Mama doesn't want any more children from Papa, that's all. Or doesn't she know about his lady-friend? Maybe she'd really like some more children but she can't have any. It's no fun today, the zoo. After the birds, the others insist on going to see the big cats. They keep on at me till we do. I wonder if the lady in Papa's office has any children. I only saw her for a moment, with the necklace dangling between her breasts. She's got breasts like Heide's wet-nurse when Heide was still being breast-fed. The wet-nurse would unbutton her blouse and take out one breast, just one. Heide's head almost hid it, but sometimes, when she'd finished feeding Heide and didn't do up her buttons fast enough, you could just see her nipple, all red and wet and pointy. The leopards are lying in the shade, dozing. How hot it looks, the black panther's fur, and how glossy it is.

There are some steps going down to a cellar. They're dark, and Helmut is the only one brave enough to go down them, but they don't seem to lead anywhere. He rattles the door, but it's locked.
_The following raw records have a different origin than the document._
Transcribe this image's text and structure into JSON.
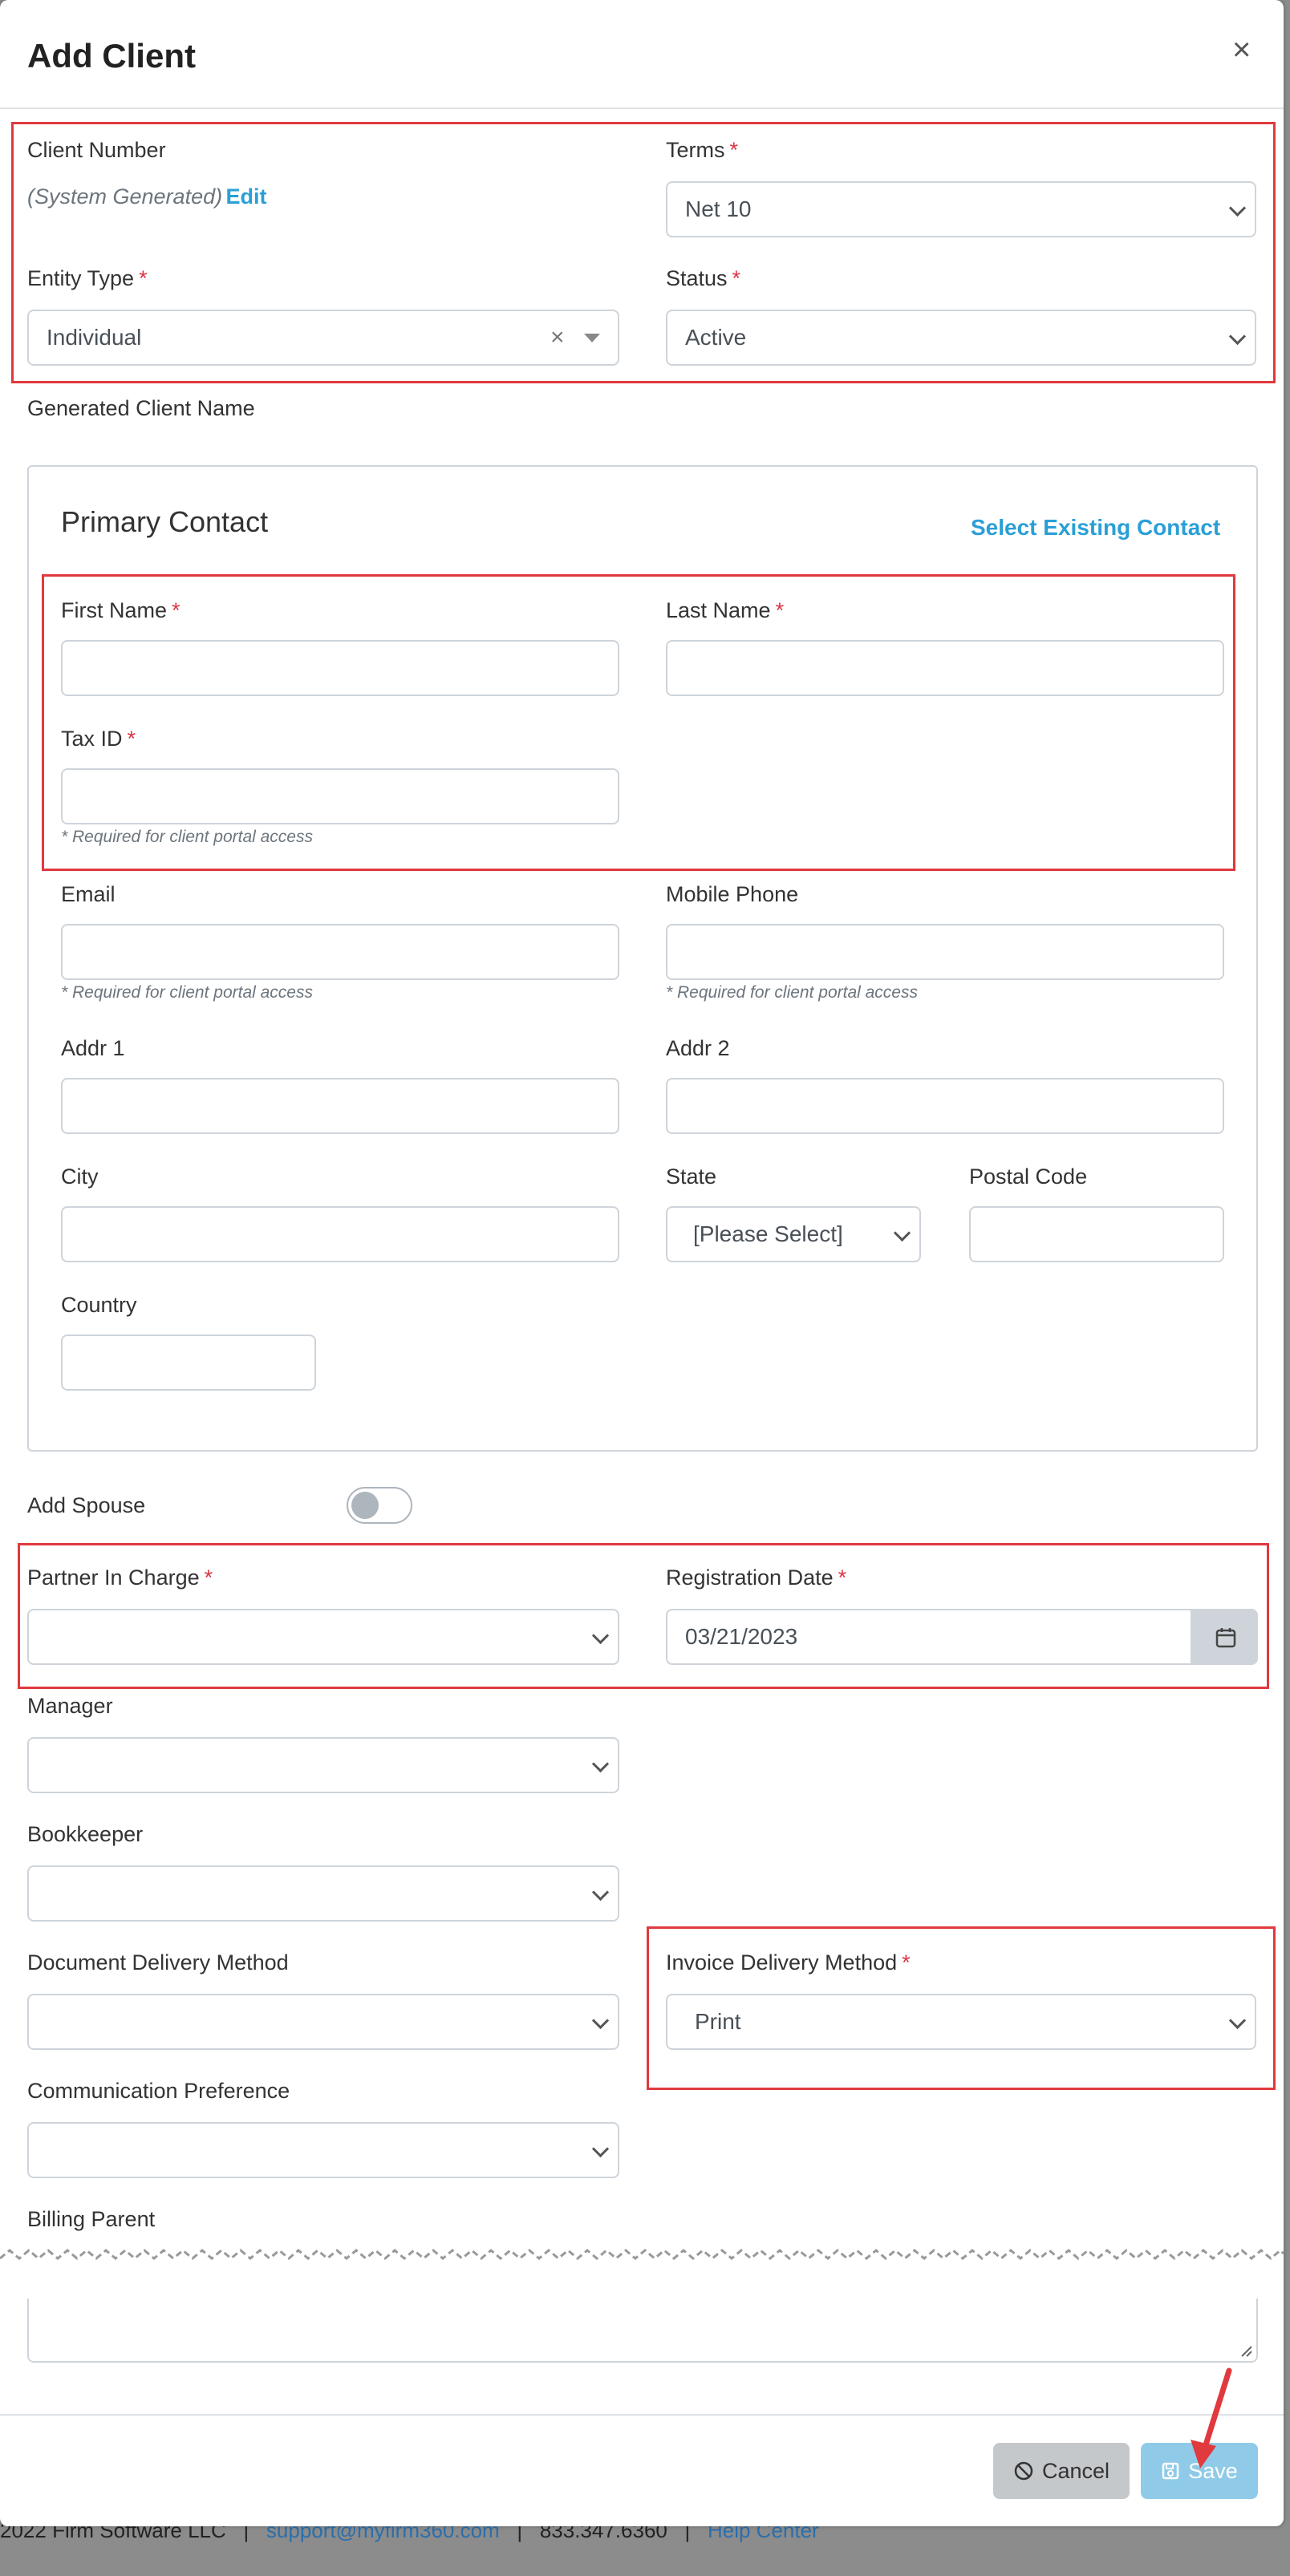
{
  "modal": {
    "title": "Add Client",
    "close": "×"
  },
  "client_number": {
    "label": "Client Number",
    "value": "(System Generated)",
    "edit": "Edit"
  },
  "terms": {
    "label": "Terms",
    "value": "Net 10"
  },
  "entity_type": {
    "label": "Entity Type",
    "value": "Individual",
    "clear": "×"
  },
  "status": {
    "label": "Status",
    "value": "Active"
  },
  "generated_name": {
    "label": "Generated Client Name"
  },
  "primary_contact": {
    "title": "Primary Contact",
    "select_existing": "Select Existing Contact",
    "first_name": "First Name",
    "last_name": "Last Name",
    "tax_id": "Tax ID",
    "tax_hint": "* Required for client portal access",
    "email": "Email",
    "email_hint": "* Required for client portal access",
    "mobile": "Mobile Phone",
    "mobile_hint": "* Required for client portal access",
    "addr1": "Addr 1",
    "addr2": "Addr 2",
    "city": "City",
    "state": "State",
    "state_value": "[Please Select]",
    "postal": "Postal Code",
    "country": "Country"
  },
  "spouse": {
    "label": "Add Spouse"
  },
  "partner": {
    "label": "Partner In Charge"
  },
  "registration": {
    "label": "Registration Date",
    "value": "03/21/2023"
  },
  "manager": {
    "label": "Manager"
  },
  "bookkeeper": {
    "label": "Bookkeeper"
  },
  "doc_delivery": {
    "label": "Document Delivery Method"
  },
  "invoice_delivery": {
    "label": "Invoice Delivery Method",
    "value": "Print"
  },
  "comm_pref": {
    "label": "Communication Preference"
  },
  "billing_parent": {
    "label": "Billing Parent"
  },
  "buttons": {
    "cancel": "Cancel",
    "save": "Save"
  },
  "footer": {
    "copyright": "2022 Firm Software LLC",
    "sep": "|",
    "email": "support@myfirm360.com",
    "phone": "833.347.6360",
    "help": "Help Center"
  },
  "required_mark": "*",
  "colors": {
    "accent": "#2a9fd6",
    "required": "#dc3545",
    "highlight": "#e0393e",
    "save_button": "#8fcbe8",
    "cancel_button": "#c4c8cb"
  }
}
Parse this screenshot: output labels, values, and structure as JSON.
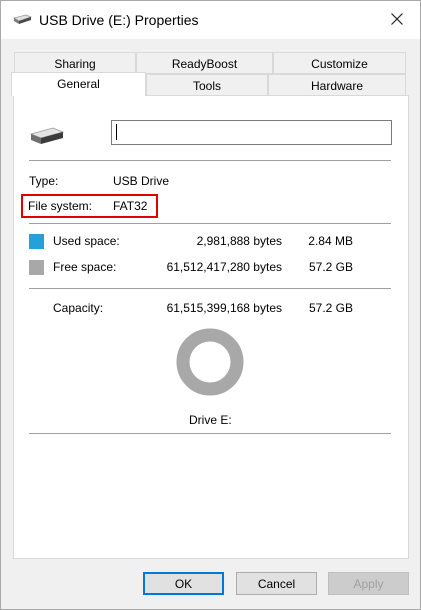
{
  "window": {
    "title": "USB Drive (E:) Properties",
    "icon": "drive-icon",
    "close_icon": "close-icon"
  },
  "tabs": {
    "row1": [
      "Sharing",
      "ReadyBoost",
      "Customize"
    ],
    "row2": [
      "General",
      "Tools",
      "Hardware"
    ],
    "active": "General"
  },
  "general": {
    "drive_icon": "usb-drive-icon",
    "name_value": "",
    "type_label": "Type:",
    "type_value": "USB Drive",
    "fs_label": "File system:",
    "fs_value": "FAT32",
    "used_label": "Used space:",
    "used_bytes": "2,981,888 bytes",
    "used_size": "2.84 MB",
    "free_label": "Free space:",
    "free_bytes": "61,512,417,280 bytes",
    "free_size": "57.2 GB",
    "capacity_label": "Capacity:",
    "capacity_bytes": "61,515,399,168 bytes",
    "capacity_size": "57.2 GB",
    "drive_label": "Drive E:",
    "used_color": "#26a0da",
    "free_color": "#a8a8a8",
    "used_fraction": 4.85e-05
  },
  "buttons": {
    "ok": "OK",
    "cancel": "Cancel",
    "apply": "Apply"
  },
  "highlight_color": "#e00000"
}
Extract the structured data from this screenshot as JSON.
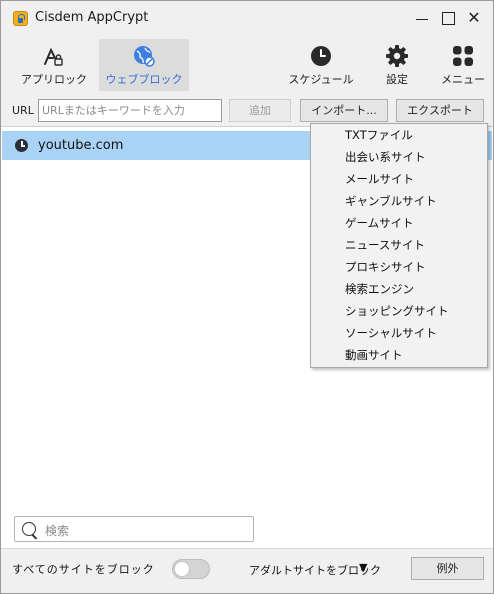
{
  "window": {
    "title": "Cisdem AppCrypt",
    "minimize_icon": "minimize-icon",
    "maximize_icon": "maximize-icon",
    "close_glyph": "✕"
  },
  "toolbar": {
    "applock_label": "アプリロック",
    "webblock_label": "ウェブブロック",
    "schedule_label": "スケジュール",
    "settings_label": "設定",
    "menu_label": "メニュー",
    "active_tab": "ウェブブロック",
    "active_color": "#2f6fd1"
  },
  "url_bar": {
    "label": "URL",
    "value": "",
    "placeholder": "URLまたはキーワードを入力",
    "add_label": "追加",
    "import_label": "インポート...",
    "export_label": "エクスポート"
  },
  "list": {
    "items": [
      {
        "text": "youtube.com",
        "icon": "clock-icon",
        "selected": true
      }
    ],
    "selected_color": "#a9d3f5"
  },
  "import_menu": {
    "items": [
      "TXTファイル",
      "出会い系サイト",
      "メールサイト",
      "ギャンブルサイト",
      "ゲームサイト",
      "ニュースサイト",
      "プロキシサイト",
      "検索エンジン",
      "ショッピングサイト",
      "ソーシャルサイト",
      "動画サイト"
    ]
  },
  "search": {
    "placeholder": "検索",
    "icon": "search-icon"
  },
  "bottom": {
    "block_all_label": "すべてのサイトをブロック",
    "block_all_on": false,
    "adult_block_label": "アダルトサイトをブロック",
    "adult_caret": "▼",
    "exception_label": "例外"
  }
}
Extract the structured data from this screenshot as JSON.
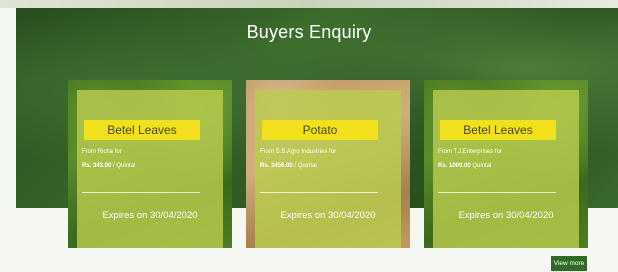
{
  "header": {
    "title": "Buyers Enquiry"
  },
  "cards": [
    {
      "product": "Betel Leaves",
      "from": "From Richa for",
      "price": "Rs. 343.00",
      "unit": " / Quintal",
      "expires": "Expires on 30/04/2020",
      "image": "betel-leaves-photo"
    },
    {
      "product": "Potato",
      "from": "From S.S.Agro Industries for",
      "price": "Rs. 3456.00",
      "unit": " / Quintal",
      "expires": "Expires on 30/04/2020",
      "image": "potato-photo"
    },
    {
      "product": "Betel Leaves",
      "from": "From T.J.Enterprises for",
      "price": "Rs. 1000.00",
      "unit": " Quintal",
      "expires": "Expires on 30/04/2020",
      "image": "betel-leaves-photo"
    }
  ],
  "view_more_label": "View more",
  "colors": {
    "accent_green": "#2f6b24",
    "card_overlay": "#b9cc4e",
    "title_badge": "#f2e01c"
  }
}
I bet there aren't any animals inside.

They're feeding the lions now. The keeper throws some lumps of red meat through the bars. The lion eats first, the lioness goes on lying in the corner, but she doesn't take her eyes off the meat. I can't remember now if I really saw that lady's breasts or the tuft of dark hair between her legs, or the pale stripes on her skin where the shoulder straps go, pale like her string of pearls. The opera singer who used to visit us sometimes, she wore a string of pearls like that. The way that lion is worrying his meat! Bits of it come flying through the bars, so Papa makes us step back.

She was funny, the opera singer. She always spent ages shaking hands with Papa, and she spoke to us children in a smarmy kind of way, like: 'Hello, my dears, you're far, far prettier than you look in your pictures in the paper.' She smiled all the time and laughed at everything Papa said. The lion is backing away with the meat between his paws. We've seen enough for today.